News travels by strange paths these days. The world first learned of a tentative deal for electric truck maker Workhorse to buy GM’s idled Lordstown, Ohio plant via a self-congratulatory tweet by the President of the US.
If the deal goes through, it could be a win-win-win-win: Workhorse might receive a windfall like the one Tesla got when it acquired the former NUMMI factory in Fremont for a song; at least some of the 1,600 GM workers who got laid off in Lordstown might get new jobs; GM would get some good PR for preserving jobs and encouraging EV adoption; and finally, EVs in general would get some good PR, demonstrating that they can be job creators, not job killers.
“The first vehicle we would plan to build if we were to purchase the Lordstown Complex would be a commercial electric pickup, blending Workhorse’s technology with Lordstown’s manufacturing expertise,” said Workhorse founder Steve Burns.
However, there are reasons why companies prefer to reveal news of this sort themselves, once everything is finalized. It turns out there are a number of issues that need to be worked out before electric trucks start rolling out of Lordstown.
GM and Ohio-based Workhorse have been in negotiations since the beginning of the year, but Workhorse representative Tom Colton told Jalopnik that the companies are in “roughly preliminary discussions.”
Workhorse will not be acquiring the GM plant directly – a complex arrangement would create a new entity – Workhorse would be a minority owner and Steve Burns would be the leader.
The fraught relationship between automakers and unions may come into play. The United Autoworkers Union naturally wants GM to keep the Lordstown plant open, but Steve Burns has said that Workhorse is willing to work with the UAW. The skilled labor force will be “one of our big competitive advantages,” he said. “Of course, we have to work with labor to work out the details, but we are excited to have them.”

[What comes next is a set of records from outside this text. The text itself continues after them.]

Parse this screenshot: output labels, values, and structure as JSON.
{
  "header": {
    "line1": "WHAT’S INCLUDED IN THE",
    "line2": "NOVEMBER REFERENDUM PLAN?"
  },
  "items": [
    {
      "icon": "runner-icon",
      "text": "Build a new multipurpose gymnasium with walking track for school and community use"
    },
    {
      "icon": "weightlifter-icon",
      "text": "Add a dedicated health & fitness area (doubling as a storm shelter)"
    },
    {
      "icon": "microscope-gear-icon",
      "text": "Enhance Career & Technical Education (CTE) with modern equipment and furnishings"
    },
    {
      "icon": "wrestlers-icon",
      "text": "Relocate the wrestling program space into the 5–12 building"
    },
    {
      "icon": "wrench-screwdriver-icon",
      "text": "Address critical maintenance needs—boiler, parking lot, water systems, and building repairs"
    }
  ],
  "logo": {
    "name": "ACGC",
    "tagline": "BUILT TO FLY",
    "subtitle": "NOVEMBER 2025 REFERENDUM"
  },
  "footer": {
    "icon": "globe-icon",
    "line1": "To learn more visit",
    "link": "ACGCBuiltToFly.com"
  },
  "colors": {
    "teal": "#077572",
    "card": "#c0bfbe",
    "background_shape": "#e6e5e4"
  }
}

There is one pesky little problem – Workhorse doesn’t have enough money to buy the plant, or at the moment, enough business to take full advantage of it. The company, which seemed to be a potential superstar at the time we featured it in our May/June 2017 issue, now has fewer than 100 employees, and although it does have high-profile customers including FedEx and UPS, it generated sales of only $763,000 in 2018. (The Cincinnati Enquirer sarcastically noted that this is a fraction of the yearly figure for a typical McDonald’s). Prior to the President’s blurt about the GM deal, Workhorse appeared to be on the verge of bankruptcy. “Our existing capital resources will be insufficient to fund our operations through the first half of 2019,” the company stated shortly before the news of the Lordstown deal.
However, Workhorse has a potentially valuable card in the hole – the US Postal Service is planning to replace its aging fleet of Grumman LLV delivery trucks, and a prototype that Workhorse built in partnership with commercial truck specialist VT Hackney is one of four vehicles (and the only electric vehicle) in the running. The USPS’s process of selecting a vehicle has already taken four years, but according to Trucks.com, a final decision is expected by this fall. The contract calls for 180,000 trucks to be delivered over several years, and the total value could be as much as $6.3 billion.
If Workhorse wins the contract, it’s expected to build the trucks at the Lordstown plant, but “we have a business with or without the post office to make these electric pickup trucks for these fleets,” Burns said.
Ohio politicians are cautiously optimistic about the deal. “It’s still too early to tell whether the sale is good news for workers,” said Ohio Senator Sherrod Brown.
“We have a lot of questions,” said Lordstown Mayor Arno Hill. “We’d like to find out how many people will be employed and the level of investment. We’re very optimistic that we could be on the leading edge of something here.”
Editor’s Note: This post has been updated to include Steve Burns’s more recent comments.